Ikeja Electric (IE) Distribution Company says it will invest N148 billion in two and a half years to upgrade infrastructure across its network to achieve improved service delivery.
Mr Olatayo Olalere, Head of Network Optimisation, IE, made the disclosure on Wednesday at a webinar on Service Reflective Tariff (SRT) with the electricity Distribution Company’s customers impacted by the review.
The new tariff regime came into effect on Sept. 1 with the approval of the Nigerian Electricity Regulatory Commission (NERC).
Olalere noted that according to NERC’s directive, customers enjoying less than 12 hours daily supply of electricity were not affected by the increment while others have been categorised into Bands A, B and C.
He explained that customers on Band A would receive an average of 20 hours per day; Band B customers would receive a minimum of 16 hours per day, while Band C customers would receive a minimum of 12 hours per day.
“As part of our improvement plans, a total of N148 will be invested in network infrastructure upgrade across the IE network based on the identified customer clusters to improved service delivery in two and a half years. ”
The total investment which will be in phases will cut across infrastructure upgrade to support NMD metering, energy growth, network stability and efficiency, “Olalere said.

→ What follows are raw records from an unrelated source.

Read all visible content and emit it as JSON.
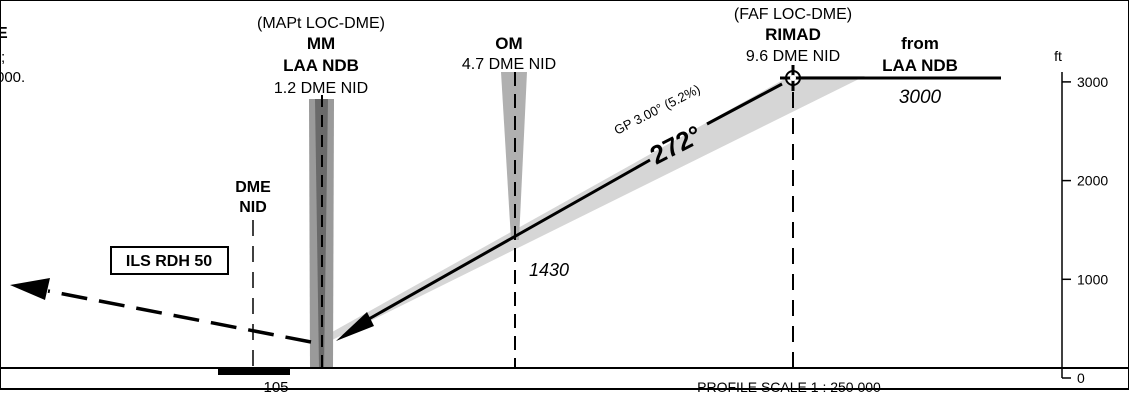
{
  "left_notes": {
    "line1": "E",
    "line2": ");",
    "line3": "000."
  },
  "mapt": {
    "header": "(MAPt LOC-DME)",
    "name": "MM",
    "facility": "LAA NDB",
    "dme": "1.2 DME NID"
  },
  "om": {
    "name": "OM",
    "dme": "4.7 DME NID",
    "altitude": "1430"
  },
  "faf": {
    "header": "(FAF LOC-DME)",
    "name": "RIMAD",
    "dme": "9.6 DME NID"
  },
  "from": {
    "label": "from",
    "facility": "LAA NDB",
    "altitude": "3000"
  },
  "dme_station": {
    "line1": "DME",
    "line2": "NID"
  },
  "glidepath": {
    "label": "GP 3.00° (5.2%)",
    "course": "272°"
  },
  "ils_rdh": "ILS RDH 50",
  "bottom_left_value": "105",
  "profile_scale": "PROFILE SCALE 1 : 250 000",
  "altitude_scale": {
    "unit": "ft",
    "ticks": [
      "3000",
      "2000",
      "1000",
      "0"
    ]
  }
}
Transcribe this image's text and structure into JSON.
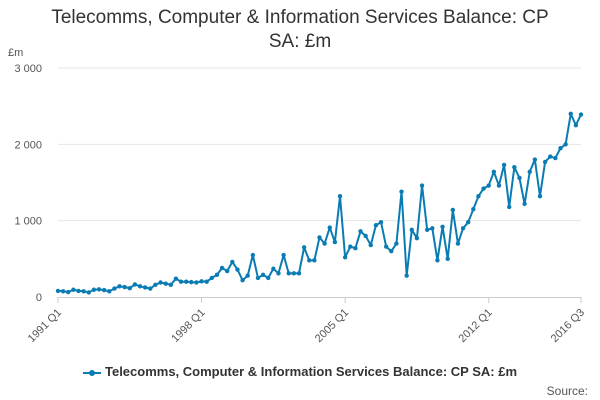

According to him, the investment include installation of additional 240 transformers to relieve existing overloaded transformers on feeders and replacement of panels in 21 injection substations.
He said the DisCo had also increased its Meter Asset Providers (MAPs) from three to eight to accelerate the metering of customers within its network of operations.
Olalere explained that Section 6 of the Multi Year Tariff Order (MYTO) methodology provides for biannual minor review of the tariffs taking into consideration changes in exogenous variables such as inflation, gas prices and foreign exchange rates.